Let $R$ be finite dimensional $k$ algebra, $k$ is a field possibly $\mathbb{C}$. Let $_RN\leq{}_RM$ (submodule as a left module). Is the following statement true (if yes could you give me a hint) , if $_RN$ is semisimple and $_RM/N$ semisimple then $_RM$ semisimple?

Answer 1

No, for example let $k$ be any field you like and consider the ring $R = k[x]/x^2$.

The ideal $(x) \leq R$ is one dimensional and the quotient $R/(x)$ is one dimensional so both of these are simple (hence semisimple) $R$-modules. But the ring $R$ is not semisimple as a module over itself because the ideal $(x)$ is the only simple submodule of $R$.
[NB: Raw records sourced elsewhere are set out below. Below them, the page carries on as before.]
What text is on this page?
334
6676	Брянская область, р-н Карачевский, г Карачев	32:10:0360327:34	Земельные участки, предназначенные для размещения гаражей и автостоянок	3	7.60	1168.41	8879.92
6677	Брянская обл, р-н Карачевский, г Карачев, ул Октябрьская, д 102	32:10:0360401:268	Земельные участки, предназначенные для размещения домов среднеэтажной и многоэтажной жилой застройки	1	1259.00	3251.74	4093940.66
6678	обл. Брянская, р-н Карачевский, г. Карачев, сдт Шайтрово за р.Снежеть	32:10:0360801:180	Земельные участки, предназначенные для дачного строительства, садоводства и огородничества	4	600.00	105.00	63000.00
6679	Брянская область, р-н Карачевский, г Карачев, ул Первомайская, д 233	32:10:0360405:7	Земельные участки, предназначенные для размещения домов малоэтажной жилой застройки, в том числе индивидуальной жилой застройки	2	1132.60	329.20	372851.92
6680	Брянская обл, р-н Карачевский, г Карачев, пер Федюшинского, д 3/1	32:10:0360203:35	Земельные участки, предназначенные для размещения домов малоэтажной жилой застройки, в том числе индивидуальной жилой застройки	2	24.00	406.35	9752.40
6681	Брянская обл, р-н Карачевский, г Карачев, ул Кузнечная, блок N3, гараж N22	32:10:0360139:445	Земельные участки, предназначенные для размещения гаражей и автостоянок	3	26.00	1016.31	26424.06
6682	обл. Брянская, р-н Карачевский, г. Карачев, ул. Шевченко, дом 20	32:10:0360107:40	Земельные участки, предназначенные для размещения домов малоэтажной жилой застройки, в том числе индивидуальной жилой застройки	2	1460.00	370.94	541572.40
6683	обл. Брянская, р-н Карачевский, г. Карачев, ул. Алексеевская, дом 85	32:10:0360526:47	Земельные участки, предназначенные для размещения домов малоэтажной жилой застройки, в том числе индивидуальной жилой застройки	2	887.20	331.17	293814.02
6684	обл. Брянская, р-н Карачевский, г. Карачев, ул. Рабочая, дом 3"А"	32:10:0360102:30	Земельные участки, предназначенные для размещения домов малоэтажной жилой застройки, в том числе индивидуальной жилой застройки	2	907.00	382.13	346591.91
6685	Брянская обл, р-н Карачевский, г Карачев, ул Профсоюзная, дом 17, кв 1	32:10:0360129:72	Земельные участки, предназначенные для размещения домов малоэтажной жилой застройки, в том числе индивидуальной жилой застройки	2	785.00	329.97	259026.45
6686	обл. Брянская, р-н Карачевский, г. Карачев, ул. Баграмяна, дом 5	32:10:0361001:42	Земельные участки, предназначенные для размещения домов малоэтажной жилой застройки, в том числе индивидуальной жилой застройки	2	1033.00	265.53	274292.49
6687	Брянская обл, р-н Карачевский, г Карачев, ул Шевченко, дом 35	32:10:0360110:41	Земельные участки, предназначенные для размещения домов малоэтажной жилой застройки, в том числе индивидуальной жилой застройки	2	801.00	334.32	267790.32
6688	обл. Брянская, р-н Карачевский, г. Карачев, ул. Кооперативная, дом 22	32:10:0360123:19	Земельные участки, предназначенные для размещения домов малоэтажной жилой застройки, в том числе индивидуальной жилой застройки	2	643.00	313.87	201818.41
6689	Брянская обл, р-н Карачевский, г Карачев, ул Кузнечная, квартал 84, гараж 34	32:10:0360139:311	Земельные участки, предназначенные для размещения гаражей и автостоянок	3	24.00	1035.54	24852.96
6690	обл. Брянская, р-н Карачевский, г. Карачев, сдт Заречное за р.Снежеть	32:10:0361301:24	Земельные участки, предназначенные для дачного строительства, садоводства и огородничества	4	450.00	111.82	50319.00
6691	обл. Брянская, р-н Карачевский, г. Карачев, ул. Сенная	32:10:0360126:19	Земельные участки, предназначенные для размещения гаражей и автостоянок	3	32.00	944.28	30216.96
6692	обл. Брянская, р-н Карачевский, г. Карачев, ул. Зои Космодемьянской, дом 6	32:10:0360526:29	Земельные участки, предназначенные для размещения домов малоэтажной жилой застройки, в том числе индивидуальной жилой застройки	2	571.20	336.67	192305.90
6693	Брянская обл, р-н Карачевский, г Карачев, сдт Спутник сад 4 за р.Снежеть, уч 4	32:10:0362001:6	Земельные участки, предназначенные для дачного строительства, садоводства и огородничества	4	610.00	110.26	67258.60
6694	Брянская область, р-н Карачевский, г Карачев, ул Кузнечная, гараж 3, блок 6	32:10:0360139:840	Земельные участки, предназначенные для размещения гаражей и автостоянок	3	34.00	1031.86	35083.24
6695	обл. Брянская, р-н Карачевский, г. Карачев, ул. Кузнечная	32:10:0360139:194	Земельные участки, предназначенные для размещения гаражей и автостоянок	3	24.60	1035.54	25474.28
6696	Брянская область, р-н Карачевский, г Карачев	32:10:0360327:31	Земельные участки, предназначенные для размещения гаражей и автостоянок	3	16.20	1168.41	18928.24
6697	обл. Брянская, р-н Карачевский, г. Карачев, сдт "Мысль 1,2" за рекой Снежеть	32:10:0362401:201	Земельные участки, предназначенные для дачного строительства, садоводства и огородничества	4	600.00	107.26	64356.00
If the ring $R$ that you're working with is a semisimple ring (i.e. semisimple as a module over itself) then the statement becomes true.

Answer 2

Hint: The idea is that finite dimensional ( over $k$) $R$ modules $M$ have finite length, that is, there exists a sequence of submodules $$0=M_0 \subset M_1 \subset \ldots \subset M_n = M$$ that can not be refined any further, that is, $M_{l-1}$ is maximal inside $M_l$, in other words, $M_{l}/M_{l-1}$ is simple. So any module is a composition of simple modules (and so, of semisimple modules). But if $R$ itself is not semisimple, there are some non-semisimple modules $M$ out there ( for instance, $R$ itself)

No.